E’ stato un set aspro?

“Il più faticoso della mia vita. Sveglia alle quattro, affrontare meno dodici gradi in mocassini… ma con Virginia abbiamo riso tanto. Ci siamo ritrovati all’improvviso in questa piccola comunità, con un linguaggio e comportamento diversi e questo fa scattare chiaramente situazioni molto divertenti. Virginia è una forza, guidava come una matta sulla neve, e quando è stata male le ho fatto un brodo, mi sono preso cura di lei. Il momento indimenticabile: io e un cervo gigante dentro una stradina senza uscita. La scena di spavento è venuta benissimo”.

Com’è stato entrare in questo mondo a parte, fuori dai riflettori delle cronache?

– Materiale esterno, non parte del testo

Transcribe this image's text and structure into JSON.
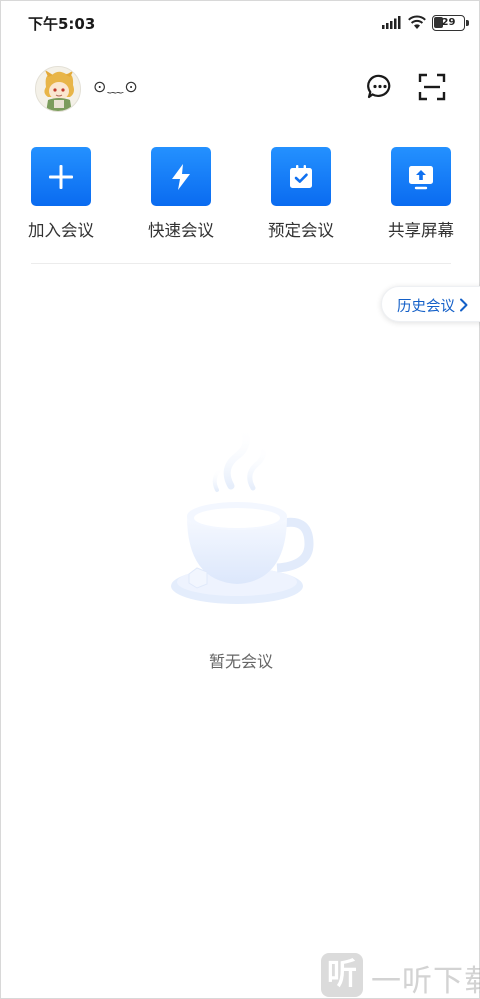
{
  "status_bar": {
    "time": "下午5:03",
    "battery": "29"
  },
  "header": {
    "nickname": "⊙﹏⊙"
  },
  "actions": [
    {
      "label": "加入会议",
      "icon": "plus-icon"
    },
    {
      "label": "快速会议",
      "icon": "lightning-icon"
    },
    {
      "label": "预定会议",
      "icon": "calendar-check-icon"
    },
    {
      "label": "共享屏幕",
      "icon": "share-screen-icon"
    }
  ],
  "history": {
    "label": "历史会议"
  },
  "empty_state": {
    "text": "暂无会议"
  },
  "watermark": {
    "badge": "听",
    "text": "一听下载"
  },
  "colors": {
    "accent": "#0a6bf0",
    "history_text": "#1460c8"
  }
}
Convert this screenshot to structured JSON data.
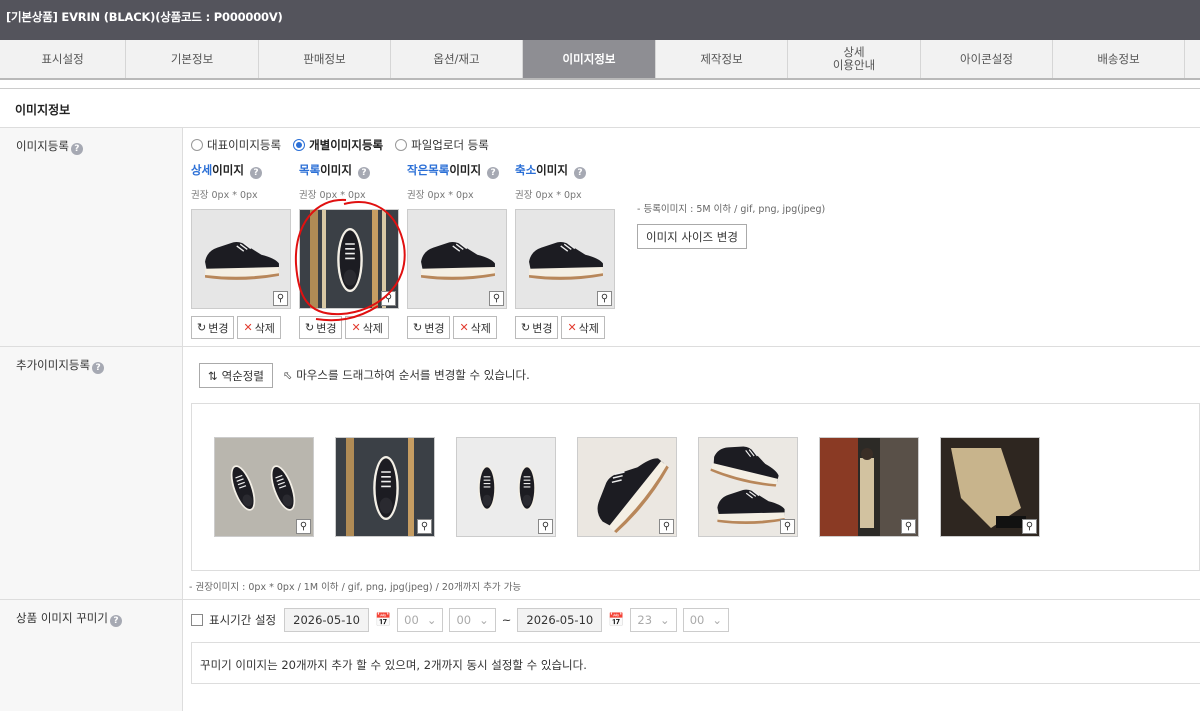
{
  "window_title": "[기본상품] EVRIN (BLACK)(상품코드 : P000000V)",
  "tabs": [
    {
      "label": "표시설정"
    },
    {
      "label": "기본정보"
    },
    {
      "label": "판매정보"
    },
    {
      "label": "옵션/재고"
    },
    {
      "label": "이미지정보",
      "active": true
    },
    {
      "label": "제작정보"
    },
    {
      "label": "상세\n이용안내"
    },
    {
      "label": "아이콘설정"
    },
    {
      "label": "배송정보"
    }
  ],
  "section_title": "이미지정보",
  "image_register": {
    "label": "이미지등록",
    "help": "?",
    "radios": [
      {
        "label": "대표이미지등록",
        "checked": false
      },
      {
        "label": "개별이미지등록",
        "checked": true
      },
      {
        "label": "파일업로더 등록",
        "checked": false
      }
    ],
    "images": [
      {
        "blue": "상세",
        "rest": "이미지",
        "rec": "권장 0px * 0px"
      },
      {
        "blue": "목록",
        "rest": "이미지",
        "rec": "권장 0px * 0px"
      },
      {
        "blue": "작은목록",
        "rest": "이미지",
        "rec": "권장 0px * 0px"
      },
      {
        "blue": "축소",
        "rest": "이미지",
        "rec": "권장 0px * 0px"
      }
    ],
    "change_label": "변경",
    "delete_label": "삭제",
    "note": "- 등록이미지 : 5M 이하 / gif, png, jpg(jpeg)",
    "size_change_button": "이미지 사이즈 변경"
  },
  "additional_images": {
    "label": "추가이미지등록",
    "reverse_button": "역순정렬",
    "drag_hint": "마우스를 드래그하여 순서를 변경할 수 있습니다.",
    "count": 7,
    "note": "- 권장이미지 : 0px * 0px / 1M 이하 / gif, png, jpg(jpeg) / 20개까지 추가 가능"
  },
  "decoration": {
    "label": "상품 이미지 꾸미기",
    "period_label": "표시기간 설정",
    "start_date": "2026-05-10",
    "start_hour": "00",
    "start_min": "00",
    "tilde": "~",
    "end_date": "2026-05-10",
    "end_hour": "23",
    "end_min": "00",
    "info": "꾸미기 이미지는 20개까지 추가 할 수 있으며, 2개까지 동시 설정할 수 있습니다."
  },
  "icons": {
    "zoom": "magnifier-icon",
    "calendar": "calendar-icon",
    "refresh": "refresh-icon",
    "delete": "x-icon",
    "sort": "sort-icon",
    "cursor": "cursor-icon"
  },
  "colors": {
    "accent": "#2b6fd6",
    "delete": "#e23b2f",
    "active_tab": "#8e8e93",
    "title_bar": "#54545c",
    "annotation": "#e01010"
  }
}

“Facile, è un tema che mi sta molto a cuore, quello della scuola. Sono grande sostenitore dei maestri delle scuole primarie: hanno bisogno di aiuto, sono sempre più in difficoltà ed è assurdo, perché il loro trasmettere ai nostri figli è fondamentale. Devono essere adorati, il loro è un lavoro faticosissimo, continuo… Spero che il movie accenda I riflettori su questo”.

Che rapporto ha avuto con la scuola? Che alunno è stato?

“Tendenzialmente anarchico, ho sempre fatto un po’ di testa mia. Come oggi sul lavoro, sono solo, faccio le mie cose, cambio le regole. Sono sempre stato selvatico, però ho sempre rispettato i miei compagni e i professori”.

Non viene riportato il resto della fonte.